Cost Advantage and Value Chain
Cost advantage is one of the two types of competitive advantage a firm may possess. Cost is also of vital significance to differentiation strategies because a differentiator must maintain cost proximity to competitors. Unless the resultant price premium surpasses the cost of differentiating, a differentiator will not succeed to attain superior performance. The behavior of cost also exerts a strong influence on overall industry structure.
Managers recognize the significance of cost, and many strategic plans start "cost leadership or "cost reduction as goals. Though, the behavior of cost is seldom well understood. Wide disagreement often exists among managers about a firm's relative cost position and the reasons underlying it. Cost studies tend to focus on manufacturing costs and overlook the impact of other activities like marketing, service, & infrastructure on relative cost position. Furthermore, the cost of separate activities is analyzed in sequence, without identifying the linkages among activities that can affect cost. Lastly, firms have huge difficulty assessing the cost positions of competitors, a necessary step in assessing their own relative positions. They often resort to simplistic comparisons of labor rates and raw material costs.

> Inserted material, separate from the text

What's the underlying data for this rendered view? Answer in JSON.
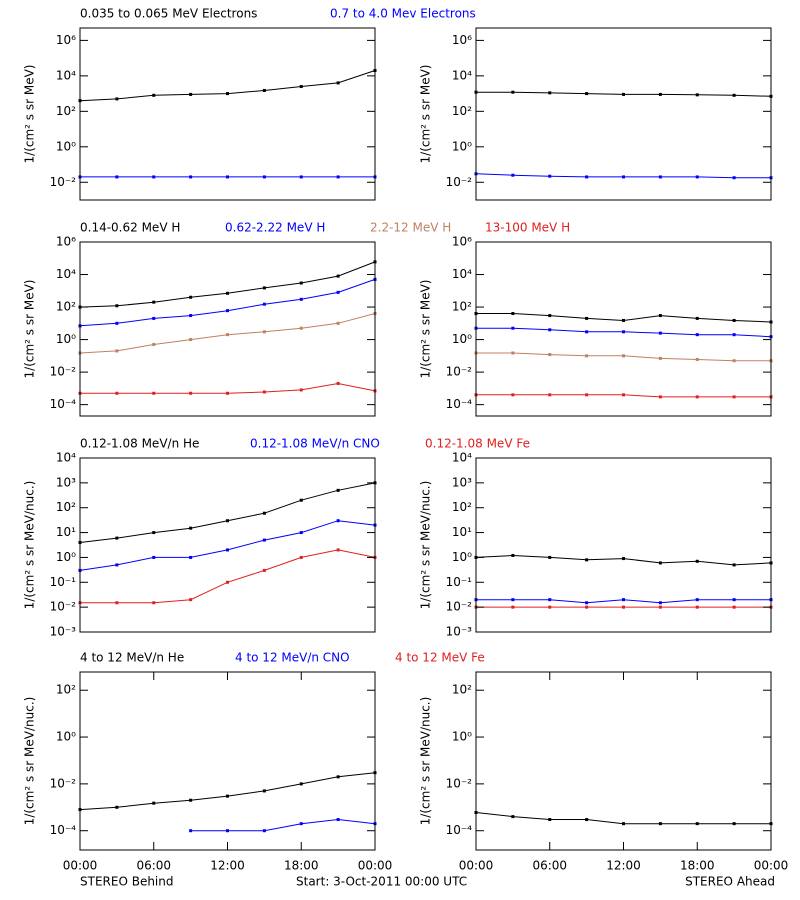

The absence of a systematic framework for cost analysis in most firms underlies these problems. Most cost studies address narrow issues and take a short-term viewpoint. Popular tools like the experience curve are often misused in cost analysis. The experience curve can serve as a starting point, but it ignores many of the important drivers of cost behavior and obscures important relationships among them. Cost analyses also tend to rely heavily on existing accounting systems. While accounting systems do contain useful data for cost analysis, they frequently acquire in the way of strategic cost analysis. Cost systems categorize costs in line items-such as direct labor, indirect labor, and burden-that may obscure the underlying activities a firm performs. This leads to aggregation of the costs of activities with very different economics, and to the artificial separation of labor, material, and overhead costs related to the same activity.
The value chain provides the basic tool for cost analysis. I begin by showing how to define a value chain for cost analysis purposes and how to associate costs and assets with value activities. I then describe how to analyze the behavior of cost, using the concept of cost drivers. Cost drivers are the structural determinants of the cost of an activity, and differ in the extent to which a firm controls them. Cost drivers determine the behavior of costs within an activity, reflecting any linkages or interrelationships that affect it. A firm's cost performance in each of its major discrete activities cumulates to establish its relative cost position.